Of course, teachers want their students to enjoy everything they do in the classroom. But according to a thoughtful post, “Why Realistic Classroom Expectations Are Important” that middle school teacher Brent Modak wrote for the Asset Education blog, expecting every student to love every lesson is counterproductive.

“When I was new to teaching,” Modak writes, “I thought for an activity to be successful it had to stimulate all students (give me a break; I was young!). I quickly realized that this was unrealistic. If your expectations and the expectations you set for students are `everyone is going to love this,’ you’re setting the class up for failure. So, be honest with your class. For me, this meant explicitly saying, `The following SEL [social and emotional learning – ed.] tool might not work for everyone and that is okay, but just give it a legitimate try.’

“I had a student who absolutely refused to engage in any SEL activities, but three years later I got an email from her when she was in college. She said how she now realized that self-care wasn’t selfish care. If I had judged whether SEL impacted this student right away, I would’ve had to accept that it failed. A long-term approach alters that judgement, as now the student realizes the importance of SEL and goes back to those activities as ways to care for herself.”

Setting Up Realistic Expectations for Student Experiences

Some of these tips come from Mr. Modak’s article, and others have been recommended to us by classroom teachers:

  • Openly state that certain skills or approaches you are teaching might not work for some students, or that they might not like them. But do encourage everyone to try.
  • Create an atmosphere where you encourage feedback – even negative. It’s an effective way to know what your students are learning and what they are not.
  • Intervene when students need help mastering a concept or skill.

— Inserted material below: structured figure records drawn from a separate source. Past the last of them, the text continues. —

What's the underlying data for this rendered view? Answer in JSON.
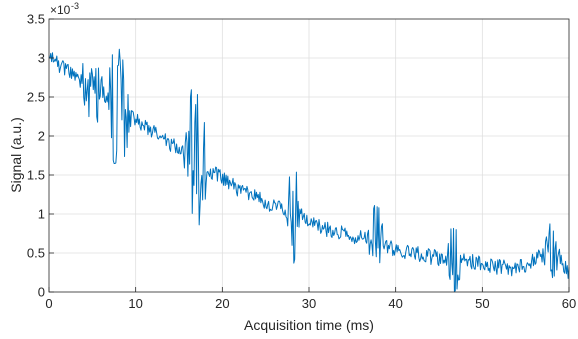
{
  "chart_data": {
    "type": "line",
    "title": "",
    "xlabel": "Acquisition time (ms)",
    "ylabel": "Signal (a.u.)",
    "y_exponent_base": "×10",
    "y_exponent_power": "-3",
    "xlim": [
      0,
      60
    ],
    "ylim": [
      0,
      3.5
    ],
    "y_scale_factor": 0.001,
    "x_ticks": [
      0,
      10,
      20,
      30,
      40,
      50,
      60
    ],
    "x_tick_labels": [
      "0",
      "10",
      "20",
      "30",
      "40",
      "50",
      "60"
    ],
    "y_ticks": [
      0,
      0.5,
      1,
      1.5,
      2,
      2.5,
      3,
      3.5
    ],
    "y_tick_labels": [
      "0",
      "0.5",
      "1",
      "1.5",
      "2",
      "2.5",
      "3",
      "3.5"
    ],
    "grid": true,
    "line_color": "#0072BD",
    "series": [
      {
        "x_start": 0,
        "x_end": 60,
        "num_points": 600,
        "trend_x": [
          0,
          2,
          4,
          6,
          8,
          10,
          12,
          14,
          16,
          18,
          20,
          22,
          24,
          26,
          28,
          30,
          32,
          34,
          36,
          38,
          40,
          42,
          44,
          46,
          48,
          50,
          52,
          54,
          56,
          58,
          60
        ],
        "trend_y": [
          3.0,
          2.85,
          2.7,
          2.55,
          2.4,
          2.2,
          2.05,
          1.9,
          1.75,
          1.6,
          1.45,
          1.3,
          1.2,
          1.1,
          1.0,
          0.9,
          0.8,
          0.75,
          0.7,
          0.62,
          0.55,
          0.5,
          0.45,
          0.42,
          0.4,
          0.36,
          0.32,
          0.3,
          0.4,
          0.6,
          0.25
        ],
        "noise_base": 0.1,
        "burst_regions": [
          {
            "start": 3.5,
            "end": 6.5,
            "amp": 0.45
          },
          {
            "start": 6.5,
            "end": 9.5,
            "amp": 0.85
          },
          {
            "start": 15.5,
            "end": 18.5,
            "amp": 0.9
          },
          {
            "start": 27.3,
            "end": 29.2,
            "amp": 0.7
          },
          {
            "start": 36.8,
            "end": 38.8,
            "amp": 0.55
          },
          {
            "start": 45.8,
            "end": 47.8,
            "amp": 0.55
          },
          {
            "start": 56.8,
            "end": 59.0,
            "amp": 0.4
          }
        ]
      }
    ]
  }
}
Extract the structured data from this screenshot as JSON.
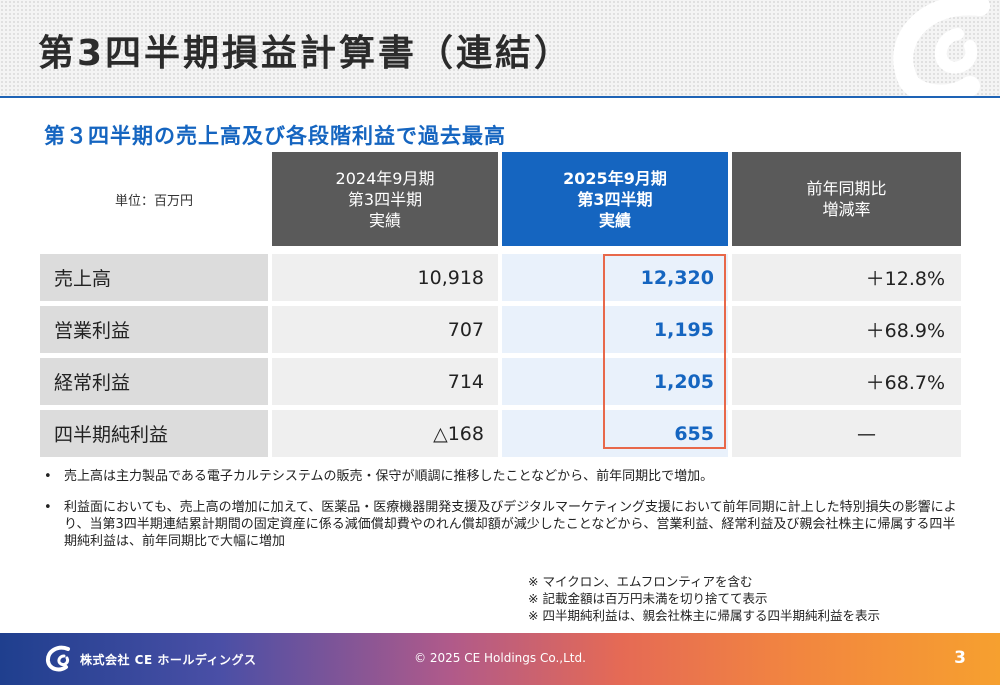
{
  "title": "第3四半期損益計算書（連結）",
  "subtitle": "第３四半期の売上高及び各段階利益で過去最高",
  "unit_label": "単位：百万円",
  "headers": {
    "prev": [
      "2024年9月期",
      "第3四半期",
      "実績"
    ],
    "curr": [
      "2025年9月期",
      "第3四半期",
      "実績"
    ],
    "ratio": [
      "前年同期比",
      "増減率"
    ]
  },
  "rows": [
    {
      "label": "売上高",
      "prev": "10,918",
      "curr": "12,320",
      "ratio": "＋12.8%"
    },
    {
      "label": "営業利益",
      "prev": "707",
      "curr": "1,195",
      "ratio": "＋68.9%"
    },
    {
      "label": "経常利益",
      "prev": "714",
      "curr": "1,205",
      "ratio": "＋68.7%"
    },
    {
      "label": "四半期純利益",
      "prev": "△168",
      "curr": "655",
      "ratio": "—"
    }
  ],
  "bullets": [
    "売上高は主力製品である電子カルテシステムの販売・保守が順調に推移したことなどから、前年同期比で増加。",
    "利益面においても、売上高の増加に加えて、医薬品・医療機器開発支援及びデジタルマーケティング支援において前年同期に計上した特別損失の影響により、当第3四半期連結累計期間の固定資産に係る減価償却費やのれん償却額が減少したことなどから、営業利益、経常利益及び親会社株主に帰属する四半期純利益は、前年同期比で大幅に増加"
  ],
  "notes": [
    "※ マイクロン、エムフロンティアを含む",
    "※ 記載金額は百万円未満を切り捨てて表示",
    "※ 四半期純利益は、親会社株主に帰属する四半期純利益を表示"
  ],
  "footer": {
    "company": "株式会社 CE ホールディングス",
    "copyright": "© 2025 CE Holdings Co.,Ltd.",
    "page": "3"
  },
  "colors": {
    "accent": "#1565c0",
    "header_gray": "#5a5a5a",
    "highlight": "#e8684a"
  }
}
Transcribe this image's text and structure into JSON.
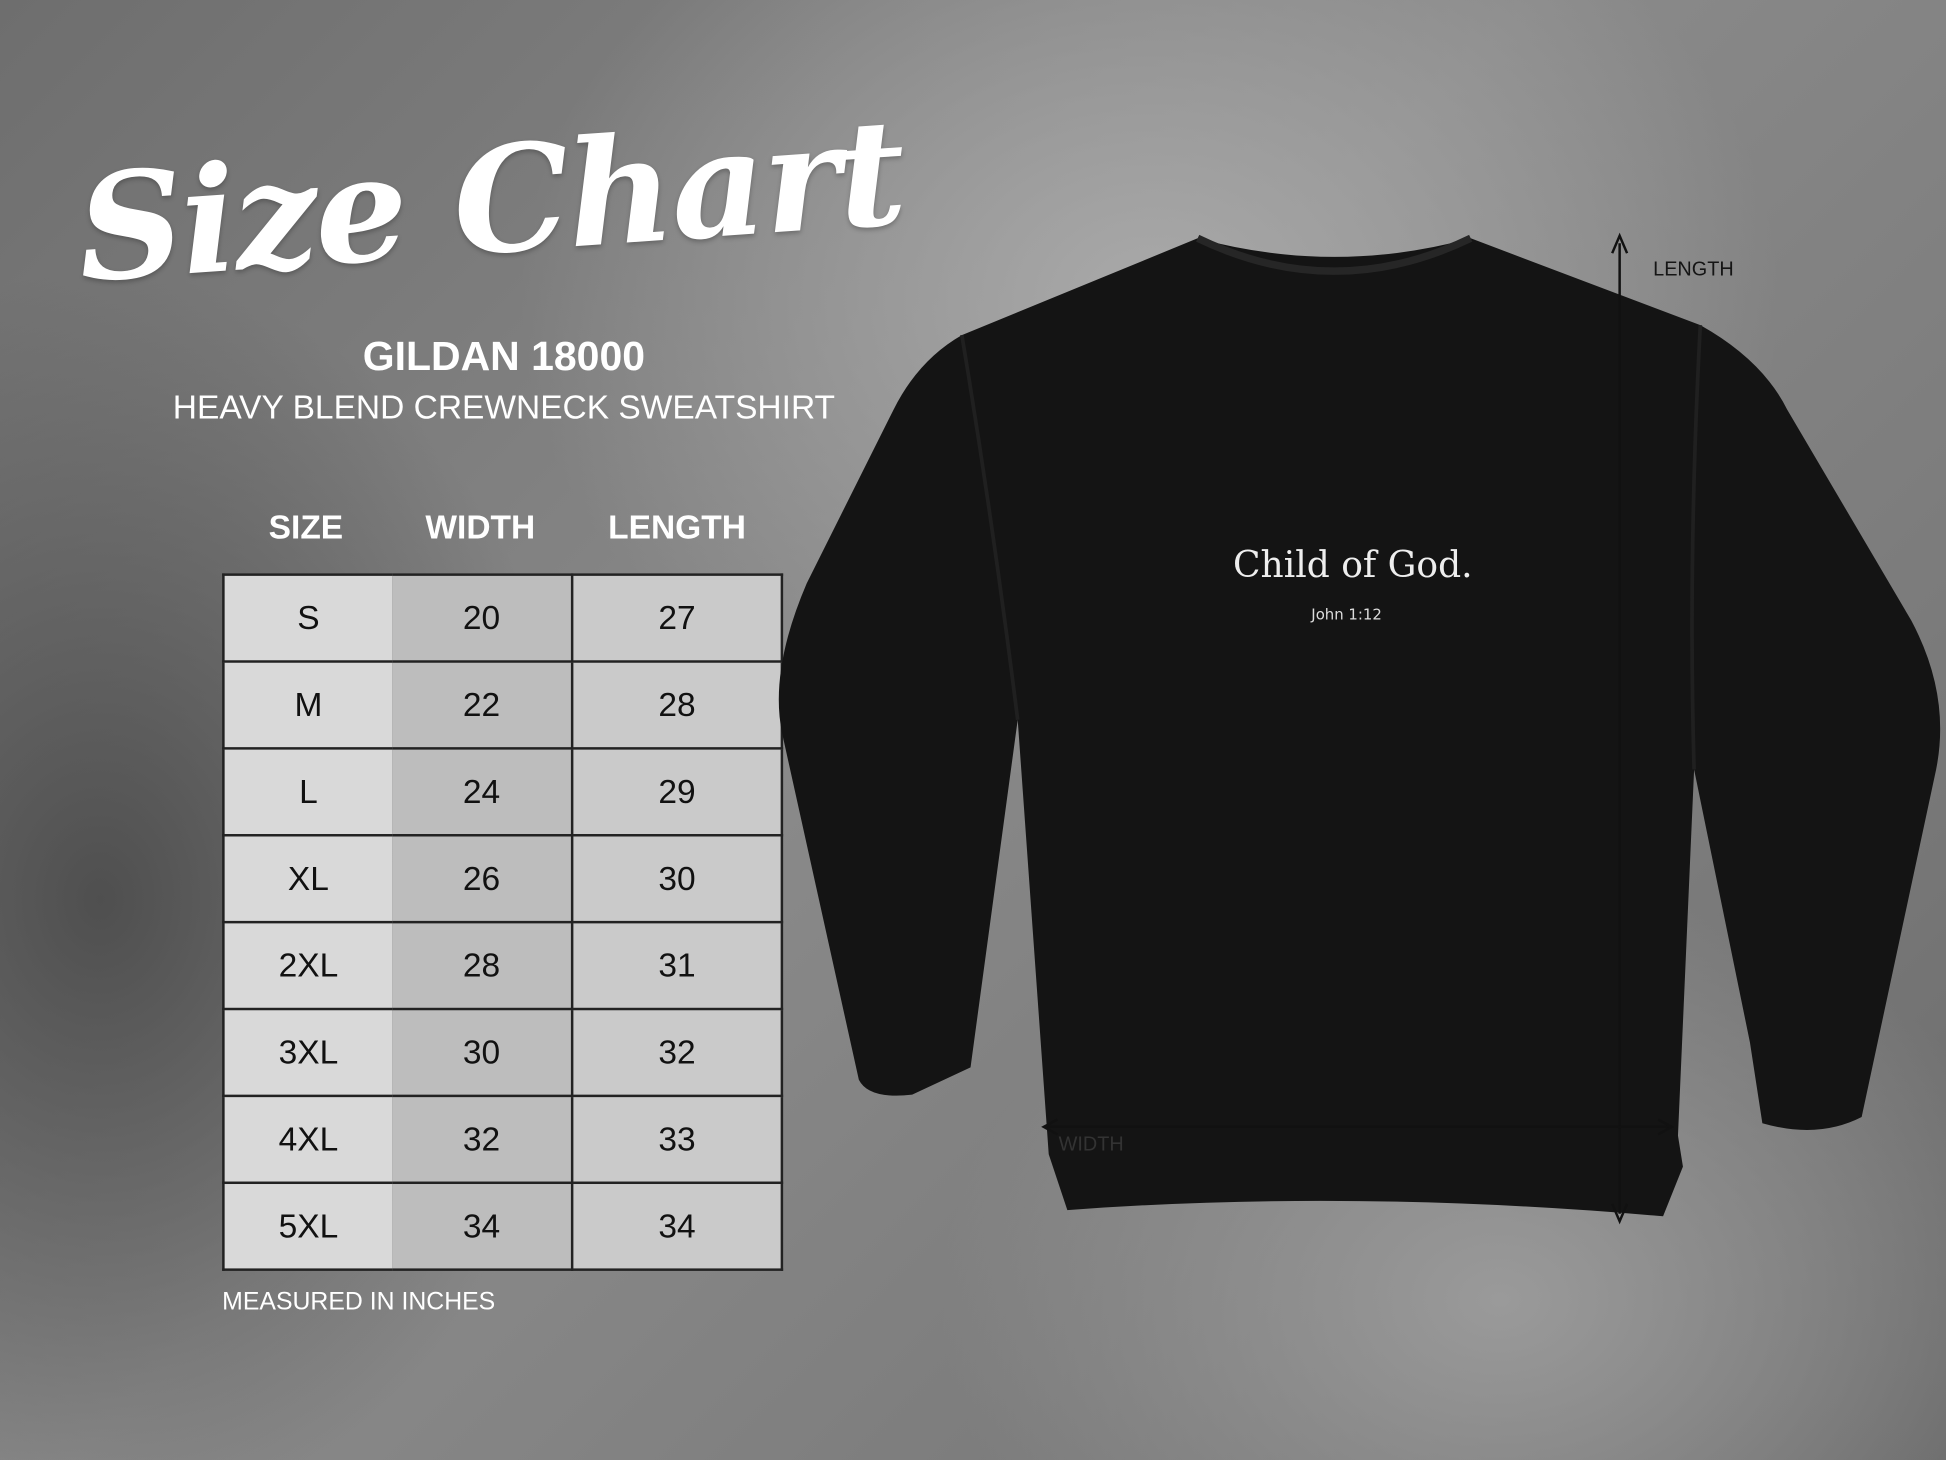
{
  "title": "Size Chart",
  "product_code": "GILDAN 18000",
  "product_name": "HEAVY BLEND CREWNECK SWEATSHIRT",
  "table": {
    "headers": [
      "SIZE",
      "WIDTH",
      "LENGTH"
    ],
    "rows": [
      [
        "S",
        "20",
        "27"
      ],
      [
        "M",
        "22",
        "28"
      ],
      [
        "L",
        "24",
        "29"
      ],
      [
        "XL",
        "26",
        "30"
      ],
      [
        "2XL",
        "28",
        "31"
      ],
      [
        "3XL",
        "30",
        "32"
      ],
      [
        "4XL",
        "32",
        "33"
      ],
      [
        "5XL",
        "34",
        "34"
      ]
    ]
  },
  "note": "MEASURED IN INCHES",
  "garment": {
    "color": "#141414",
    "print_title": "Child of God.",
    "print_subtitle": "John 1:12",
    "length_label": "LENGTH",
    "width_label": "WIDTH"
  }
}
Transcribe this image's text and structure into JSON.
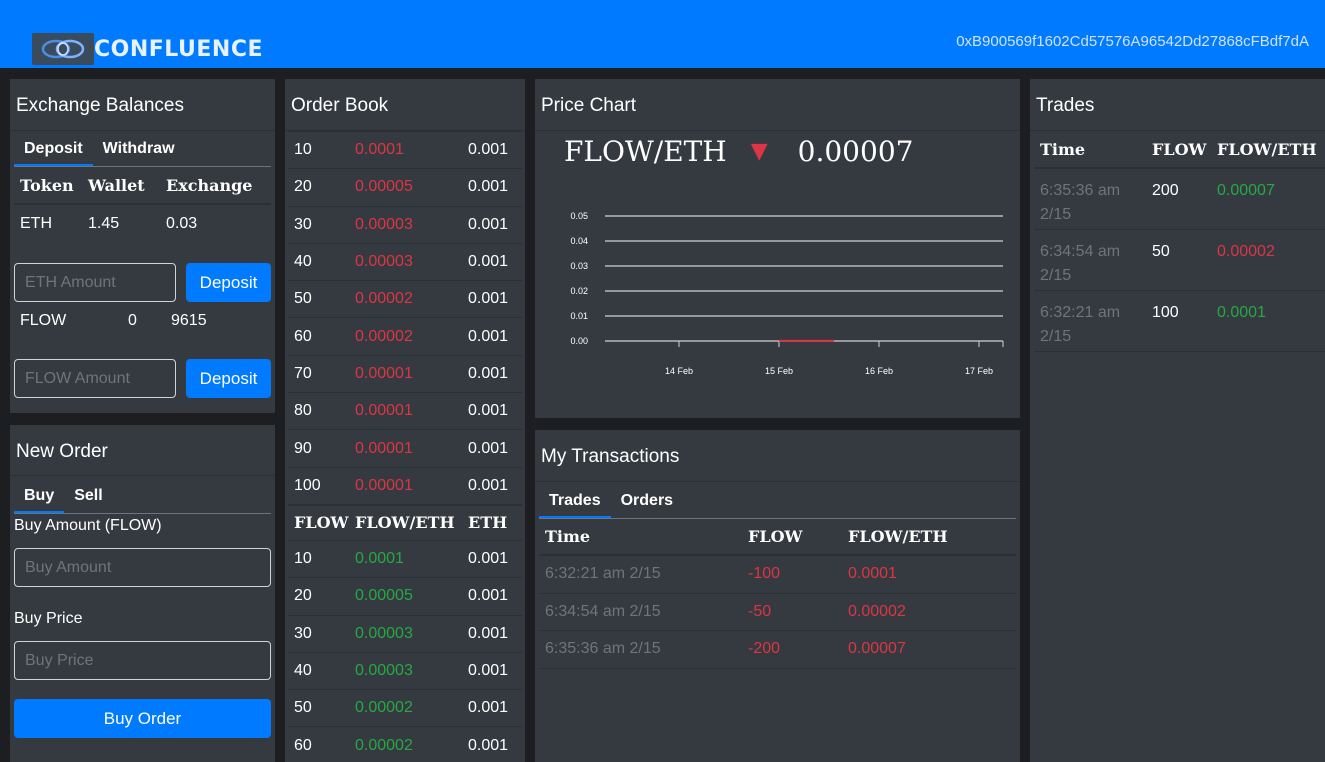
{
  "header": {
    "app_name": "CONFLUENCE",
    "account": "0xB900569f1602Cd57576A96542Dd27868cFBdf7dA"
  },
  "balances": {
    "title": "Exchange Balances",
    "tabs": [
      "Deposit",
      "Withdraw"
    ],
    "columns": [
      "Token",
      "Wallet",
      "Exchange"
    ],
    "eth": {
      "token": "ETH",
      "wallet": "1.45",
      "exchange": "0.03"
    },
    "eth_placeholder": "ETH Amount",
    "eth_button": "Deposit",
    "flow": {
      "token": "FLOW",
      "wallet": "0",
      "exchange": "9615"
    },
    "flow_placeholder": "FLOW Amount",
    "flow_button": "Deposit"
  },
  "new_order": {
    "title": "New Order",
    "tabs": [
      "Buy",
      "Sell"
    ],
    "amount_label": "Buy Amount (FLOW)",
    "amount_placeholder": "Buy Amount",
    "price_label": "Buy Price",
    "price_placeholder": "Buy Price",
    "submit": "Buy Order"
  },
  "order_book": {
    "title": "Order Book",
    "sell_orders": [
      [
        "10",
        "0.0001",
        "0.001"
      ],
      [
        "20",
        "0.00005",
        "0.001"
      ],
      [
        "30",
        "0.00003",
        "0.001"
      ],
      [
        "40",
        "0.00003",
        "0.001"
      ],
      [
        "50",
        "0.00002",
        "0.001"
      ],
      [
        "60",
        "0.00002",
        "0.001"
      ],
      [
        "70",
        "0.00001",
        "0.001"
      ],
      [
        "80",
        "0.00001",
        "0.001"
      ],
      [
        "90",
        "0.00001",
        "0.001"
      ],
      [
        "100",
        "0.00001",
        "0.001"
      ]
    ],
    "columns": [
      "FLOW",
      "FLOW/ETH",
      "ETH"
    ],
    "buy_orders": [
      [
        "10",
        "0.0001",
        "0.001"
      ],
      [
        "20",
        "0.00005",
        "0.001"
      ],
      [
        "30",
        "0.00003",
        "0.001"
      ],
      [
        "40",
        "0.00003",
        "0.001"
      ],
      [
        "50",
        "0.00002",
        "0.001"
      ],
      [
        "60",
        "0.00002",
        "0.001"
      ]
    ]
  },
  "price_chart": {
    "title": "Price Chart",
    "pair": "FLOW/ETH",
    "arrow": "▼",
    "price": "0.00007"
  },
  "chart_data": {
    "type": "line",
    "categories": [
      "14 Feb",
      "15 Feb",
      "16 Feb",
      "17 Feb"
    ],
    "y_ticks": [
      "0.05",
      "0.04",
      "0.03",
      "0.02",
      "0.01",
      "0.00"
    ],
    "ylim": [
      0,
      0.05
    ],
    "grid": true,
    "series": [
      {
        "x": [
          15.0,
          15.55
        ],
        "values": [
          7e-05,
          7e-05
        ],
        "color": "#dc3545"
      }
    ]
  },
  "my_transactions": {
    "title": "My Transactions",
    "tabs": [
      "Trades",
      "Orders"
    ],
    "columns": [
      "Time",
      "FLOW",
      "FLOW/ETH"
    ],
    "rows": [
      [
        "6:32:21 am 2/15",
        "-100",
        "0.0001"
      ],
      [
        "6:34:54 am 2/15",
        "-50",
        "0.00002"
      ],
      [
        "6:35:36 am 2/15",
        "-200",
        "0.00007"
      ]
    ]
  },
  "trades": {
    "title": "Trades",
    "columns": [
      "Time",
      "FLOW",
      "FLOW/ETH"
    ],
    "rows": [
      {
        "time1": "6:35:36 am",
        "time2": "2/15",
        "flow": "200",
        "price": "0.00007",
        "color": "green"
      },
      {
        "time1": "6:34:54 am",
        "time2": "2/15",
        "flow": "50",
        "price": "0.00002",
        "color": "red"
      },
      {
        "time1": "6:32:21 am",
        "time2": "2/15",
        "flow": "100",
        "price": "0.0001",
        "color": "green"
      }
    ]
  },
  "colors": {
    "brand": "#007bff",
    "card": "#343a40",
    "background": "#1d1e22",
    "sell": "#dc3545",
    "buy": "#28a745"
  }
}
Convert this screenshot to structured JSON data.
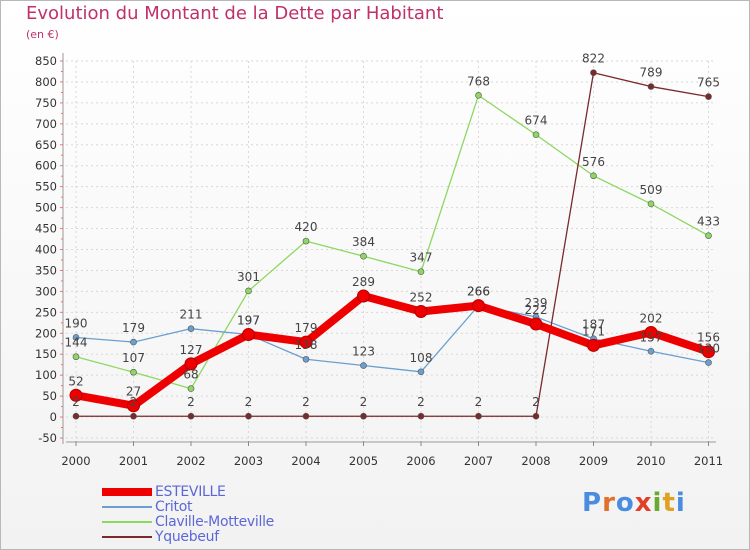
{
  "title": "Evolution du Montant de la Dette par Habitant",
  "subtitle": "(en €)",
  "logo": {
    "text": "Proxiti",
    "letter_colors": [
      "#4a8de0",
      "#e0702a",
      "#4a8de0",
      "#e0402a",
      "#6aa830",
      "#e0a020",
      "#4a8de0"
    ]
  },
  "chart_data": {
    "type": "line",
    "x": [
      "2000",
      "2001",
      "2002",
      "2003",
      "2004",
      "2005",
      "2006",
      "2007",
      "2008",
      "2009",
      "2010",
      "2011"
    ],
    "ylim": [
      -50,
      850
    ],
    "y_ticks": [
      "850",
      "800",
      "750",
      "700",
      "650",
      "600",
      "550",
      "500",
      "450",
      "400",
      "350",
      "300",
      "250",
      "200",
      "150",
      "100",
      "50",
      "0",
      "-50"
    ],
    "grid": true,
    "legend_position": "bottom-left",
    "series": [
      {
        "name": "ESTEVILLE",
        "color": "#ee0000",
        "values": [
          52,
          27,
          127,
          197,
          179,
          289,
          252,
          266,
          222,
          171,
          202,
          156
        ],
        "labels": [
          "52",
          "27",
          "127",
          "197",
          "179",
          "289",
          "252",
          "266",
          "222",
          "171",
          "202",
          "156"
        ]
      },
      {
        "name": "Critot",
        "color": "#6a9fd0",
        "values": [
          190,
          179,
          211,
          197,
          138,
          123,
          108,
          266,
          239,
          187,
          157,
          130
        ],
        "labels": [
          "190",
          "179",
          "211",
          "197",
          "138",
          "123",
          "108",
          "266",
          "239",
          "187",
          "157",
          "130"
        ]
      },
      {
        "name": "Claville-Motteville",
        "color": "#8cd860",
        "values": [
          144,
          107,
          68,
          301,
          420,
          384,
          347,
          768,
          674,
          576,
          509,
          433
        ],
        "labels": [
          "144",
          "107",
          "68",
          "301",
          "420",
          "384",
          "347",
          "768",
          "674",
          "576",
          "509",
          "433"
        ]
      },
      {
        "name": "Yquebeuf",
        "color": "#7a2a2a",
        "values": [
          2,
          2,
          2,
          2,
          2,
          2,
          2,
          2,
          2,
          822,
          789,
          765
        ],
        "labels": [
          "2",
          "2",
          "2",
          "2",
          "2",
          "2",
          "2",
          "2",
          "2",
          "822",
          "789",
          "765"
        ]
      }
    ]
  }
}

When students fail to utilize a lesson, there is not much to be gained by ignoring that and letting them move on to the next.
  • Consider grouping students into teams. When students in groups attack a lesson, they sometimes learn approaches from each other that they would not develop on their own.
  • Encourage improvements. If something is not working for students, encourage them to creatively develop and try alternative approaches.

Flexible, Adaptive Teaching

We very much like Brent Modak’s thinking, both for the advice it provides on solving a classroom problem and, even more, for the fact that it encourages teachers to be flexible. Demanding that all students learn the same material in exactly the same way is a trait of rigid, overly demanding teaching. And we all know that doesn’t work.